Il s’agit du premier budget projeté sous la vice-présidence aux finances de Jérémie Lacroix (à gauche), remplaçant dans ces fonctions Hervé Reynaud cet automne. ©If Média/Xavier Alix

« Les réalités budgétaires n’épargnent pas le Département de la Loire », titrait If Saint-Etienne il y a un an. Il était alors aussi question du Débat d’orientation budgétaire (Dob). Celui de 2023. « Dob » qui précède en général de deux mois le vote du budget primitif (BP) dont l’exécution (la réalité des dépenses et recettes) est, plus tard encore, l’objet des comptes administratifs. Il peut y avoir, plus ou moins, des différences entre ces étapes. Mais les grandes tendances sont annoncées dès la première. Et pour 2024, la présentation effectuée ce matin par le Département de la Loire accentue, hélas, celles de 2023 : pour faire sommaire, contraction de la hausse des recettes contre franche augmentation des dépenses « subies ».     

Résultat : l’épargne nette, capitale pour l’autofinancement de l’investissement et l’obtention des prêts, passée de 27,8 M€ en 2017 à 65,3 M€ en 2021, vient de subir une impressionnante chute en tombant à 51,1 M€ effectifs en 2022 puis, surtout, 25,1 M€ réellement dégagés en 2023. En 2024, avec une prévision de – 5,7 M€, le Département s’attend à « une épargne nette négative pour la première fois de son histoire », relève Jérémie Lacroix. Devenu aussi vice-président aux finances avec le départ d’Hervé Reynaud (le nouveau sénateur est toutefois resté conseiller départemental), le vice-président aux transports pouvait rêver de circonstances plus apaisantes pour son premier exercice budgétaire. Cependant, la réalité s’avère parfois plus positive que le pronostic. Le Dob 2023 annonçait une épargne nette d’1,9 M€. Elle s’est révélée supérieure de 23 M€. Mais aussi, parce que les dépenses inscrites ne sont pas forcément exécutées à 100 %.

Une capacité de désendettement divisée par deux !

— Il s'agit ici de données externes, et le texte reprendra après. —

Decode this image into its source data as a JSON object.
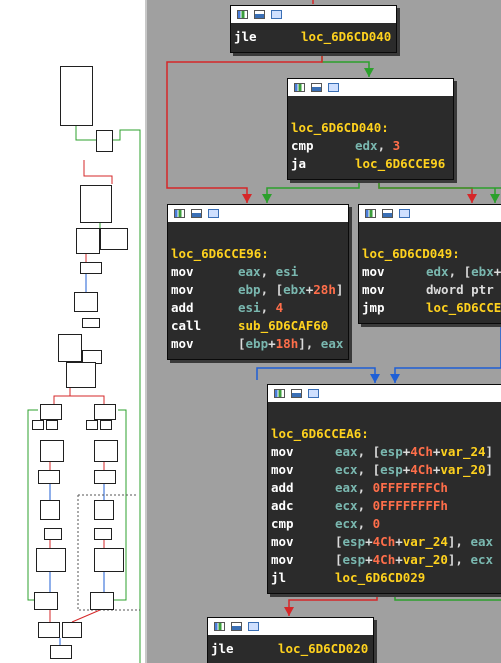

Il n’empêche que, sans pour autant gonfler l’encours total de la dette – malgré 35 M€ de prêts sollicités contre 20 projetés en 2023, « 0 » exécuté en 2022, il resterait à 271,1 M€ –, la capacité de désendettement, excellente en 2021 et 2022, passerait de 4,7 ans à 9,2 en 2024 (on parle de danger à partir de 11-12 ans). Là aussi, il convient de relativiser. Déjà sur l’encours de la dette et en regardant loin dans le rétroviseur : il était passé de 274,94 M€ à 346,13 M€ en 2015 pour commencer à reculer nettement en 2018 puis chaque année depuis, 2021 exceptée (+ 5,71 %), tombant même de 33,45 % en 2022 et encore de 17,64 %. Ensuite parce qu’il y a un an, la capacité de désendettement 2023 était annoncée à 7,9 ans et qu’elle fut finalement, dans les faits, de 4,7 ans. Mais c’est justement le désendettement et la politique de prudence menés depuis des années, qui permettent, aux yeux du président Georges Ziegler, de faire face à cette succession de séismes financiers. « C’est difficile, de plus en plus difficile, mais on va s’en sortir », commente-t-il.

Nous subissons un étranglement financier de la part de l’Etat centralisateur. Il semble nous considérer toujours un peu plus comme une de ses agences. 

Jérémie Lacroix, vice-président aux finances et aux transports

La fin des répliques, ce n’est en toutefois cas pas pour maintenant. Côté recettes de fonctionnement, hors provision, leur hausse prévue à 810,5 M€ (+ 2,1 %) n’est pas à la hauteur de celle des dépenses (+ 4,2 %) de 783 M€ (hors frais financiers et hors provision). On subit « la double peine », estime Jérémie Lacroix. Côté recettes, « avec les dernières réformes fiscales (suppression de la taxe d’habitation, transfert de la taxe foncière, Ndlr), nous n’avons plus la main sur rien : on ne peut plus bouger les taux de ce qui reste de notre fiscalité directe (48,6 M€ contre 530,6 pour « l’indirecte »), qui plus est tributaire de la conjoncture, comme la taxe d’aménagement, celle sur les assurances. Or, on voit côté intercommunal et communal le dynamisme que la taxe foncière leur confère. La vérité, c’est que nous subissons un étranglement de la part de l’Etat centralisateur. Il semble nous considérer toujours un peu plus comme une de ses agences. »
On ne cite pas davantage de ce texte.